With respect to the aforementioned issues regarding pre-authorizations and holds by merchants, they are minimized when you use a credit or charge card. Normally consumers have considerably more funds available to them on credit and charge cards than they have on debit cards, perhaps tens of thousands of dollars more. Imagine the difference between the balance in your checking account and the credit limits across all of your credit cards. This makes holds for pre-authorizations almost meaningless and, thus, increases the usability of credit and charge cards when you’re taking vacations.
Of course, the downside to credit cards is the potential for having to pay interest on any balances incurred during your vacation, and also those incurred otherwise. The average annual percentage rate (APR) for credit cards ranges from about 15% to well into the 20s, making credit card debt expensive to service. There are no interest issues when you use a debit or charge card.

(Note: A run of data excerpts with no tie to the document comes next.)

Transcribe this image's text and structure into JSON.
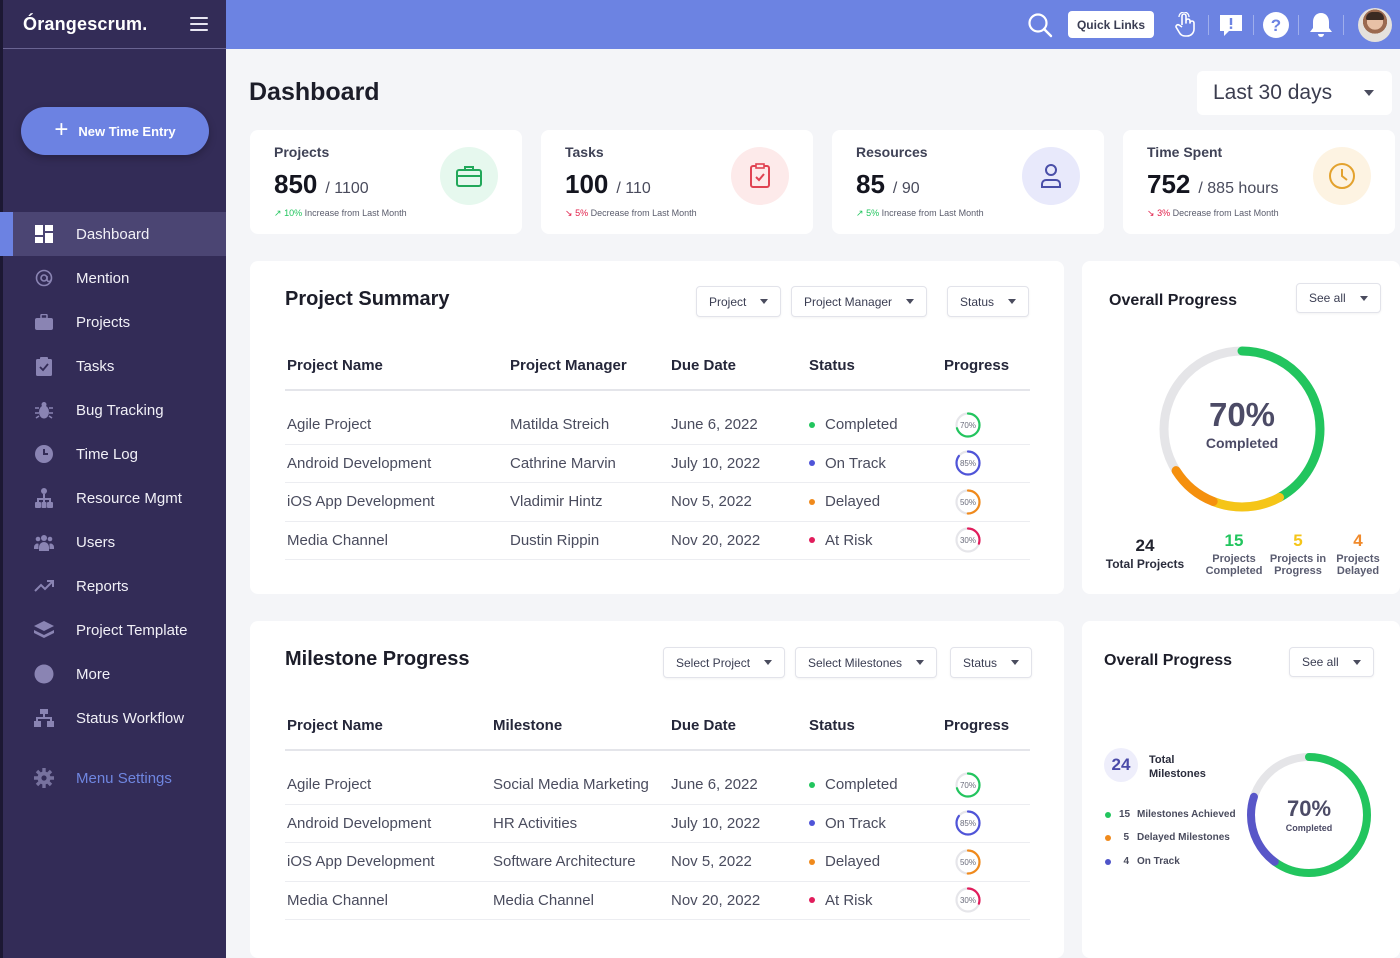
{
  "app": {
    "brand": "Órangescrum.",
    "new_time_entry": "New Time Entry"
  },
  "sidebar": {
    "items": [
      {
        "label": "Dashboard",
        "icon": "dashboard-icon",
        "active": true
      },
      {
        "label": "Mention",
        "icon": "at-icon"
      },
      {
        "label": "Projects",
        "icon": "briefcase-icon"
      },
      {
        "label": "Tasks",
        "icon": "clipboard-check-icon"
      },
      {
        "label": "Bug Tracking",
        "icon": "bug-icon"
      },
      {
        "label": "Time Log",
        "icon": "clock-icon"
      },
      {
        "label": "Resource Mgmt",
        "icon": "org-chart-icon"
      },
      {
        "label": "Users",
        "icon": "users-icon"
      },
      {
        "label": "Reports",
        "icon": "trend-icon"
      },
      {
        "label": "Project Template",
        "icon": "layers-icon"
      },
      {
        "label": "More",
        "icon": "circle-icon"
      },
      {
        "label": "Status Workflow",
        "icon": "workflow-icon"
      }
    ],
    "settings": {
      "label": "Menu Settings",
      "icon": "gear-icon"
    }
  },
  "topbar": {
    "quick_links": "Quick Links",
    "icons": [
      "search-icon",
      "hand-pointer-icon",
      "feedback-icon",
      "help-icon",
      "bell-icon",
      "avatar"
    ]
  },
  "page": {
    "title": "Dashboard",
    "range": "Last 30 days"
  },
  "stats": [
    {
      "label": "Projects",
      "value": "850",
      "total": "/ 1100",
      "trend_dir": "up",
      "trend_pct": "10%",
      "trend_text": "Increase from Last Month",
      "icon": "briefcase-icon",
      "color": "#22a85a",
      "bg": "#e6f8ee"
    },
    {
      "label": "Tasks",
      "value": "100",
      "total": "/ 110",
      "trend_dir": "down",
      "trend_pct": "5%",
      "trend_text": "Decrease from Last Month",
      "icon": "clipboard-check-icon",
      "color": "#e04352",
      "bg": "#fdeaea"
    },
    {
      "label": "Resources",
      "value": "85",
      "total": "/ 90",
      "trend_dir": "up",
      "trend_pct": "5%",
      "trend_text": "Increase from Last Month",
      "icon": "user-icon",
      "color": "#4a4fa8",
      "bg": "#e8e9fb"
    },
    {
      "label": "Time Spent",
      "value": "752",
      "total": "/ 885  hours",
      "trend_dir": "down",
      "trend_pct": "3%",
      "trend_text": "Decrease from Last Month",
      "icon": "clock-icon",
      "color": "#e3a22e",
      "bg": "#fdf3e2"
    }
  ],
  "project_summary": {
    "title": "Project Summary",
    "filters": [
      "Project",
      "Project Manager",
      "Status"
    ],
    "columns": [
      "Project Name",
      "Project Manager",
      "Due Date",
      "Status",
      "Progress"
    ],
    "rows": [
      {
        "name": "Agile Project",
        "manager": "Matilda Streich",
        "due": "June 6, 2022",
        "status": "Completed",
        "status_color": "#22c55e",
        "progress": 70,
        "progress_label": "70%"
      },
      {
        "name": "Android Development",
        "manager": "Cathrine Marvin",
        "due": "July 10, 2022",
        "status": "On Track",
        "status_color": "#4f54d8",
        "progress": 85,
        "progress_label": "85%"
      },
      {
        "name": "iOS App Development",
        "manager": "Vladimir Hintz",
        "due": "Nov 5, 2022",
        "status": "Delayed",
        "status_color": "#f08a1c",
        "progress": 50,
        "progress_label": "50%"
      },
      {
        "name": "Media Channel",
        "manager": "Dustin Rippin",
        "due": "Nov 20, 2022",
        "status": "At Risk",
        "status_color": "#e11d5c",
        "progress": 30,
        "progress_label": "30%"
      }
    ]
  },
  "milestone_progress": {
    "title": "Milestone Progress",
    "filters": [
      "Select Project",
      "Select Milestones",
      "Status"
    ],
    "columns": [
      "Project Name",
      "Milestone",
      "Due Date",
      "Status",
      "Progress"
    ],
    "rows": [
      {
        "name": "Agile Project",
        "milestone": "Social Media Marketing",
        "due": "June 6, 2022",
        "status": "Completed",
        "status_color": "#22c55e",
        "progress": 70,
        "progress_label": "70%"
      },
      {
        "name": "Android Development",
        "milestone": "HR Activities",
        "due": "July 10, 2022",
        "status": "On Track",
        "status_color": "#4f54d8",
        "progress": 85,
        "progress_label": "85%"
      },
      {
        "name": "iOS App Development",
        "milestone": "Software Architecture",
        "due": "Nov 5, 2022",
        "status": "Delayed",
        "status_color": "#f08a1c",
        "progress": 50,
        "progress_label": "50%"
      },
      {
        "name": "Media Channel",
        "milestone": "Media Channel",
        "due": "Nov 20, 2022",
        "status": "At Risk",
        "status_color": "#e11d5c",
        "progress": 30,
        "progress_label": "30%"
      }
    ]
  },
  "overall_projects": {
    "title": "Overall Progress",
    "see_all": "See all",
    "percent": "70%",
    "percent_label": "Completed",
    "segments": [
      {
        "name": "Completed",
        "fraction": 0.42,
        "color": "#22c55e"
      },
      {
        "name": "In Progress",
        "fraction": 0.14,
        "color": "#f5c518"
      },
      {
        "name": "Delayed",
        "fraction": 0.1,
        "color": "#f5900e"
      }
    ],
    "total": {
      "value": "24",
      "label": "Total Projects"
    },
    "breakdown": [
      {
        "value": "15",
        "label_1": "Projects",
        "label_2": "Completed",
        "color": "#22c55e"
      },
      {
        "value": "5",
        "label_1": "Projects in",
        "label_2": "Progress",
        "color": "#f5c518"
      },
      {
        "value": "4",
        "label_1": "Projects",
        "label_2": "Delayed",
        "color": "#f08a2c"
      }
    ]
  },
  "overall_milestones": {
    "title": "Overall Progress",
    "see_all": "See all",
    "percent": "70%",
    "percent_label": "Completed",
    "total": {
      "value": "24",
      "label_1": "Total",
      "label_2": "Milestones"
    },
    "segments": [
      {
        "name": "Milestones Achieved",
        "fraction": 0.6,
        "color": "#22c55e"
      },
      {
        "name": "On Track",
        "fraction": 0.2,
        "color": "#5856c8"
      }
    ],
    "legend": [
      {
        "value": "15",
        "label": "Milestones Achieved",
        "color": "#22c55e"
      },
      {
        "value": "5",
        "label": "Delayed Milestones",
        "color": "#f08a1c"
      },
      {
        "value": "4",
        "label": "On Track",
        "color": "#4f54c8"
      }
    ]
  }
}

None of my analysis, of course, takes into consideration the value of actually taking a vacation relative to the methods of payment issues. While rewards points offer the least expensive option to fund your vacations, you’re likely going to have to supplement the costs elsewhere. That elsewhere is probably going to include one or more card options, such as debit, credit or charge cards. Each option has pros and cons, although it’s not an even split.
Debit cards offer budget controls but present usability problems. Charge card balances have to be paid in full each month so there are no issues with interest costs. Credit cards have strong fraud protections, considerable usability options, but may result in you paying interest on your purchases, thus making your vacation more expensive than the retail price.